Sympathy is to look at what is happening to someone else from your own perspective, and to feel for them. For example: "his grandmother just died. This is what I would feel if my grandmother died".
Empathy requires more, it is about trying to see what is happening to someone through their eyes, from their perspective. It is more "if I were him, and had his personality, his history of trauma etc, I would probably feel this in his situation".
Empathy will allow you not to judge, by not just looking at someone's situation "she is a victim of domestic abuse - why doesn't she just leave?" but by looking at it from their position in life "if I had been systematically made to feel unworthy, small and incompetent through years of domestic abuse, and had learned from my own family of origin the same thing, how would I feel? What would I be able to do or not do? How can I support her rebuilding her own self-esteem?"
Where sympathy is instantaneous, empathy requires a sustained effort of imagination and understanding. And this is where we can all work on dialling up our empathy.
It's about putting ourself in someone else's body, brain, heart, not just situation. When we feel sympathy, we are tempted to give advice. When we feel empathy, we offer support.
My work as a therapist is squarely on the empathy side. The more I listen to my clients, the better I can understand not just their situation, but also how they feel, where they're coming from and what they want to change. Only then will my work also encompass helping them see different perspectives - not by giving them my opinion, not by telling them what I would do in their situation and definitely not by giving them advice, but rather by offering them a different way to look through their own eyes.

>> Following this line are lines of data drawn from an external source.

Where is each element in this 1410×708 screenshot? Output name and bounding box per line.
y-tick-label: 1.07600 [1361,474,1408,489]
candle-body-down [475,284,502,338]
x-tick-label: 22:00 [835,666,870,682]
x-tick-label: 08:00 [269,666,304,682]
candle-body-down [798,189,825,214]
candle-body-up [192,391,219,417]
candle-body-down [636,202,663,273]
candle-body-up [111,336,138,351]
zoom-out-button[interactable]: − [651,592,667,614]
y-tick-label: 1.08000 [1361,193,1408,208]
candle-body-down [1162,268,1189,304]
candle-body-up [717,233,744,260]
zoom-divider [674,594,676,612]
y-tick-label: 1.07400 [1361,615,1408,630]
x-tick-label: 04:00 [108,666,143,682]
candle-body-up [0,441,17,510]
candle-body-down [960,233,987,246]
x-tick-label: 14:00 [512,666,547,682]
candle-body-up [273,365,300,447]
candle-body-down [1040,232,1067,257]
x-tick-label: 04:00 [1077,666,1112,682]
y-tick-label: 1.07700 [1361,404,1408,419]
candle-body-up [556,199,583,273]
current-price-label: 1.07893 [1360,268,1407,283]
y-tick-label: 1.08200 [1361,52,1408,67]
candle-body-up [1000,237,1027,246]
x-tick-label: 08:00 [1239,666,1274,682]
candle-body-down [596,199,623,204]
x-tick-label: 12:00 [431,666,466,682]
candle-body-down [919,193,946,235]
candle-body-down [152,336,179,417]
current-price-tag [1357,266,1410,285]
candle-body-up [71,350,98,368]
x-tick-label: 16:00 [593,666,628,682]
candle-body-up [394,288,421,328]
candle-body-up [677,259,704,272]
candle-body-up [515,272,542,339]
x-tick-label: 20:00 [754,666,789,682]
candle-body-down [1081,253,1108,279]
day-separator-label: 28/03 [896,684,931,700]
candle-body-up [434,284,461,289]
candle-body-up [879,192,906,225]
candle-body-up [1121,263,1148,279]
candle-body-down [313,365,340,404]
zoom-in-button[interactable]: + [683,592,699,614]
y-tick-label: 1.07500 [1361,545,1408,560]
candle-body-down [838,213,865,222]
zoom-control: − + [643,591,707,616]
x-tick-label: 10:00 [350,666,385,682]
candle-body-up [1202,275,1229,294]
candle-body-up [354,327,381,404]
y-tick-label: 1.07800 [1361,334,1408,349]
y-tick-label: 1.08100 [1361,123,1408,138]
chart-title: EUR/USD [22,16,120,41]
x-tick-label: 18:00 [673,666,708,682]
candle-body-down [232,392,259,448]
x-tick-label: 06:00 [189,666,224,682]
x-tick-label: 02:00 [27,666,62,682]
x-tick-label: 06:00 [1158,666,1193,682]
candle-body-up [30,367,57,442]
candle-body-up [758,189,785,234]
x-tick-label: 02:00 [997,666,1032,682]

In the world of psychotherapy there is a concept called "the wounded healer". It acknowledges that therapists, by the nature of their work, are not just vicariously exposed to other people's trauma, depression or grief, but that may also have suffered of these themselves.
And that is not a bad thing. Our clients' problems are not just abstract concepts, but surprisingly often things we have gone through ourselves.
So, if you find yourself seeing a therapist, rest assured that we will be empathetic, not because we have "studied empathy", but because we too may have faced those emotions you're feeling.
The experience of pain is the common ground of humanity we all share, and it allows me to feel - no matter what my clients bring to therapy - empathy and compassion, and never judgement.